Queueing for the Festival
You’re at Glastonbury Festival with a baby!
So you have your camp set up, it’s officially happening – now what?! I remember feeling extremely safe in my fenced off camp site, with my baby comfortably laid in the tent, and for a second thinking “Shall we just stay here?”. But then I looked around and there were hundreds of families, all as crazy as us, setting up their decorated trolleys, cracking open a can of beer and getting ready to head out into the jungle! The atmosphere is buzzing and there is a really strong feeling of community amongst the festival families.
The main festival doesn’t officially kick off until Friday, but there is so much to see and do on the Wednesday and Thursday. Once you have your tent set up, go for a walk around the site. It is absolutely huge, and there will be so much for your baby to look at along the way. You can grab some lunch, have a few drinks and take a big deep sigh of relief that you have made it, and it really isn’t as scary as you thought it would be!
Feeding a baby at Glastonbury Festival
We were doing a combination of breast and bottle feeding so we got to experience both. Breastfeeding was a lot easier as we could do it easily anywhere (and there is absolutely no judgement at a place like Glastonbury!) plus it didn’t require any equipment. For bottle feeding we brought a large tub to cold water sterilise the bottles. We had a flask that we filled with boiling water in the morning, then used this to mix with formula as we needed it.
Bathing a baby at Glastonbury Festival
There is an NCT tent at the back of the Kidz Field which is a sanctuary for babies and parents. Here you can bath your baby. They also have baby food, spare clothes, changing mats, baby toys, books – everything you could possibly need.
Relaxing in the Green Kidz Field
What to do with a baby at Glastonbury Festival?!
There are tons of areas that your baby can enjoy. But you can still enjoy the music and do what you want to do too (to a degree!) Get them set up comfortably in their pram with their ear defenders on. For a lot of the festival Leo was sleeping or just relaxing in the pram, whilst we enjoyed sets from the back. Big stages like the Pyramid stage allow you to safely sit at the back and enjoy the artists without it being too loud and crowded for the baby. We would put a picnic blanket down on the Pyramid field in the afternoon and enjoy a few sets whilst Leo rolled about just as he would have at home.
Great places for families with babies
Kidz Field – watch some performances at the Big Top, enjoy the regular parades, older babies can play in a small soft play area.
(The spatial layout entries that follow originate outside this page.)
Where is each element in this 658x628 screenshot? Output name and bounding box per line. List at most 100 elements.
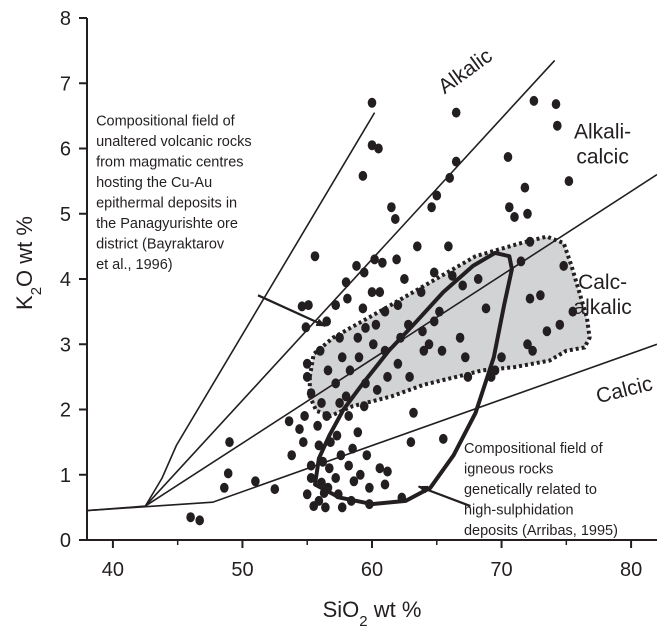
y-tick-label: 5 — [60, 204, 71, 226]
data-point — [195, 515, 204, 526]
data-point — [536, 290, 545, 301]
data-point — [553, 120, 562, 131]
data-point — [523, 208, 532, 219]
x-axis-title-base: SiO — [323, 597, 360, 622]
y-tick-label: 7 — [60, 73, 71, 95]
annotation-arrow — [257, 294, 327, 327]
data-point — [391, 214, 400, 224]
data-point — [321, 502, 330, 513]
data-point — [418, 326, 427, 337]
data-point — [510, 212, 519, 222]
data-point — [362, 450, 372, 461]
data-points — [186, 95, 578, 526]
x-tick-label: 60 — [361, 559, 383, 581]
series-label-line: alkalic — [573, 296, 631, 319]
data-point — [461, 352, 470, 363]
data-point — [359, 401, 369, 412]
data-point — [523, 339, 532, 350]
annotation-line: et al., 1996) — [96, 257, 173, 273]
annotation-text: Compositional field of unaltered volcanic… — [96, 114, 252, 274]
data-point — [367, 287, 377, 298]
data-point — [225, 437, 234, 448]
series-label: Calc-alkalic — [573, 271, 631, 319]
data-point — [295, 424, 304, 435]
data-point — [347, 495, 356, 506]
data-point — [380, 479, 390, 490]
data-point — [359, 267, 369, 278]
x-tick-label: 40 — [102, 559, 124, 581]
data-point — [372, 384, 382, 395]
data-point — [559, 260, 568, 271]
y-tick-label: 3 — [60, 334, 71, 356]
data-point — [520, 182, 530, 193]
data-point — [451, 107, 461, 118]
data-point — [314, 440, 324, 451]
data-point — [432, 190, 442, 201]
annotation-text: Compositional field of igneous rocks genet… — [464, 441, 618, 539]
data-point — [473, 274, 483, 284]
data-point — [374, 143, 383, 154]
data-point — [516, 256, 526, 267]
annotation-line: epithermal deposits in — [96, 196, 237, 212]
annotation-line: unaltered volcanic rocks — [96, 134, 252, 150]
series-label-line: calcic — [576, 146, 629, 169]
series-label: Calcic — [594, 372, 655, 408]
data-point — [503, 152, 513, 162]
data-point — [341, 391, 351, 402]
series-label-line: Alkalic — [434, 44, 497, 98]
data-point — [429, 267, 439, 278]
data-point — [302, 489, 312, 500]
data-point — [455, 332, 465, 343]
annotation-line: Compositional field of — [96, 114, 236, 130]
data-point — [448, 270, 457, 281]
data-point — [354, 352, 364, 363]
data-point — [437, 345, 447, 356]
data-point — [367, 97, 377, 108]
data-point — [284, 416, 294, 427]
annotation-line: from magmatic centres — [96, 155, 243, 171]
data-point — [345, 365, 355, 376]
data-point — [300, 411, 309, 421]
x-axis-title-rest: wt % — [368, 597, 422, 622]
data-point — [223, 468, 233, 479]
data-point — [344, 460, 354, 471]
data-point — [337, 502, 347, 513]
data-point — [528, 345, 537, 356]
data-point — [396, 332, 405, 343]
data-point — [383, 371, 392, 382]
solid-field — [313, 250, 514, 507]
data-point — [287, 450, 297, 461]
data-point — [529, 95, 539, 106]
data-point — [435, 306, 444, 317]
y-tick-label: 6 — [60, 139, 71, 161]
y-axis-title-base: K — [12, 295, 37, 310]
boundary-line-calcic — [87, 343, 657, 512]
data-point — [313, 420, 322, 431]
data-point — [326, 437, 335, 448]
shaded-field — [307, 234, 592, 419]
data-point — [429, 316, 439, 327]
data-point — [419, 345, 429, 356]
data-point — [341, 277, 351, 288]
data-point — [331, 378, 341, 389]
data-point — [358, 303, 368, 314]
data-point — [348, 443, 357, 454]
data-point — [186, 512, 195, 523]
data-point — [400, 274, 409, 284]
x-axis-title: SiO2 wt % — [323, 597, 422, 628]
data-point — [392, 254, 401, 265]
data-point — [405, 371, 414, 382]
data-point — [337, 352, 347, 363]
data-point — [353, 332, 363, 343]
data-point — [301, 322, 311, 333]
data-point — [334, 489, 343, 500]
y-tick-label: 8 — [60, 8, 71, 30]
data-point — [383, 466, 392, 477]
data-point — [481, 303, 491, 314]
annotation-line: the Panagyurishte ore — [96, 216, 238, 232]
data-point — [413, 241, 422, 252]
data-point — [310, 251, 320, 262]
data-point — [322, 411, 332, 421]
data-point — [353, 427, 363, 438]
x-tick-label: 50 — [231, 559, 253, 581]
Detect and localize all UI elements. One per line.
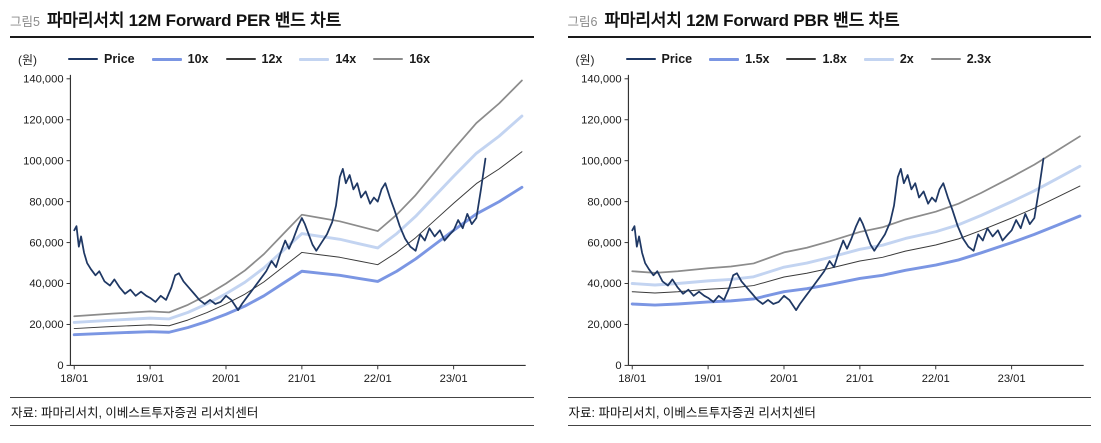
figures-row: 그림5 파마리서치 12M Forward PER 밴드 차트 (원) Pric… <box>10 6 1091 426</box>
legend-item-12x: 12x <box>225 52 283 66</box>
svg-text:20/01: 20/01 <box>212 373 240 385</box>
figure-header: 그림5 파마리서치 12M Forward PER 밴드 차트 <box>10 6 534 38</box>
legend-line-swatch <box>299 57 330 61</box>
figure-title: 파마리서치 12M Forward PBR 밴드 차트 <box>604 11 900 30</box>
figure-title: 파마리서치 12M Forward PER 밴드 차트 <box>46 11 342 30</box>
legend-label: 1.5x <box>745 52 770 66</box>
svg-text:19/01: 19/01 <box>694 373 722 385</box>
figure-label: 그림5 <box>10 15 40 29</box>
legend-item-2.3x: 2.3x <box>930 52 992 66</box>
svg-text:20,000: 20,000 <box>29 319 63 331</box>
svg-text:100,000: 100,000 <box>23 155 64 167</box>
figure-header: 그림6 파마리서치 12M Forward PBR 밴드 차트 <box>567 6 1091 38</box>
figure-per-band: 그림5 파마리서치 12M Forward PER 밴드 차트 (원) Pric… <box>10 6 534 426</box>
legend-label: Price <box>661 52 693 66</box>
figure-label: 그림6 <box>567 15 598 29</box>
legend-item-1.5x: 1.5x <box>709 52 769 66</box>
svg-text:0: 0 <box>615 360 621 372</box>
per-band-chart: 0 20,000 40,000 60,000 80,000 100,000 120,000 1… <box>10 71 534 393</box>
svg-text:21/01: 21/01 <box>288 373 316 385</box>
svg-text:80,000: 80,000 <box>587 196 621 208</box>
source-note: 자료: 파마리서치, 이베스트투자증권 리서치센터 <box>10 396 534 426</box>
legend-line-swatch <box>786 58 817 60</box>
y-axis-unit-label: (원) <box>575 52 595 67</box>
chart-legend: (원) Price 1.5x 1.8x 2x 2.3x <box>568 47 1092 71</box>
svg-text:60,000: 60,000 <box>587 237 621 249</box>
svg-text:140,000: 140,000 <box>581 74 622 86</box>
svg-text:22/01: 22/01 <box>921 373 949 385</box>
legend-line-swatch <box>68 58 99 60</box>
legend-item-10x: 10x <box>151 52 209 66</box>
svg-text:21/01: 21/01 <box>845 373 873 385</box>
svg-text:20/01: 20/01 <box>769 373 797 385</box>
legend-item-14x: 14x <box>299 52 356 66</box>
svg-text:23/01: 23/01 <box>440 373 468 385</box>
legend-label: 2.3x <box>966 52 992 66</box>
svg-text:120,000: 120,000 <box>581 114 622 126</box>
figure-pbr-band: 그림6 파마리서치 12M Forward PBR 밴드 차트 (원) Pric… <box>567 6 1092 426</box>
svg-text:18/01: 18/01 <box>618 373 646 385</box>
legend-line-swatch <box>863 57 894 61</box>
legend-item-Price: Price <box>68 52 135 66</box>
source-note: 자료: 파마리서치, 이베스트투자증권 리서치센터 <box>567 396 1091 426</box>
pbr-band-chart: 0 20,000 40,000 60,000 80,000 100,000 120,000 1… <box>568 71 1092 393</box>
legend-line-swatch <box>225 58 256 60</box>
legend-label: 10x <box>187 52 209 66</box>
legend-label: Price <box>104 52 135 66</box>
legend-line-swatch <box>930 58 961 60</box>
legend-item-1.8x: 1.8x <box>786 52 847 66</box>
svg-text:120,000: 120,000 <box>23 114 64 126</box>
chart-area: (원) Price 10x 12x 14x 16x 0 20,000 40,000 60,00… <box>10 38 534 393</box>
svg-text:80,000: 80,000 <box>29 196 63 208</box>
svg-text:19/01: 19/01 <box>136 373 164 385</box>
legend-label: 14x <box>335 52 357 66</box>
svg-text:140,000: 140,000 <box>23 74 64 86</box>
legend-label: 2x <box>899 52 914 66</box>
chart-legend: (원) Price 10x 12x 14x 16x <box>10 47 534 71</box>
chart-area: (원) Price 1.5x 1.8x 2x 2.3x 0 20,000 40,000 60,… <box>568 38 1092 393</box>
svg-text:100,000: 100,000 <box>581 155 622 167</box>
legend-line-swatch <box>151 57 182 61</box>
svg-text:40,000: 40,000 <box>587 278 621 290</box>
legend-line-swatch <box>709 57 740 61</box>
svg-text:40,000: 40,000 <box>29 278 63 290</box>
svg-text:18/01: 18/01 <box>60 373 88 385</box>
svg-text:60,000: 60,000 <box>29 237 63 249</box>
legend-label: 12x <box>261 52 283 66</box>
svg-text:0: 0 <box>57 360 63 372</box>
legend-line-swatch <box>625 58 656 60</box>
legend-item-Price: Price <box>625 52 693 66</box>
y-axis-unit-label: (원) <box>18 52 38 67</box>
legend-item-2x: 2x <box>863 52 914 66</box>
legend-line-swatch <box>373 58 404 60</box>
legend-label: 1.8x <box>822 52 847 66</box>
svg-text:20,000: 20,000 <box>587 319 621 331</box>
legend-label: 16x <box>409 52 431 66</box>
svg-text:22/01: 22/01 <box>364 373 392 385</box>
svg-text:23/01: 23/01 <box>997 373 1025 385</box>
legend-item-16x: 16x <box>373 52 430 66</box>
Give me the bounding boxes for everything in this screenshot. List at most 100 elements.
Listen to a story in the Story Tellers Marquee.
NCT tent – for comfort. You can also play in the huge sandpit just outside, read some stories, play with some sensory toys.
Green Kidz Field – there is a fenced off baby area with comfy places to lay them down, books, toys and crafts.
Circus and theatre fields – Lots of parades, performers and fun things going off all day.
Green Fields – really peaceful family friendly area. Lots of crafts and displays to walk around and look at. The healing fields offer massages, homeopathy, palm reading, tarot readings – it was great to explore these areas that we would have otherwise missed.
Glastonbury on Sea – a seaside pier with a bandstand, penny arcade, candy floss, Punch and Judy, dodgems and an helter skelter!
The Park – there is a big hill at the park with an amazing view over the whole festival, a great place to go and sit and enjoy the sunset.
Hopefully now you feel a little more prepared for taking your baby to Glastonbury Festival, you will definitely have the time of your life!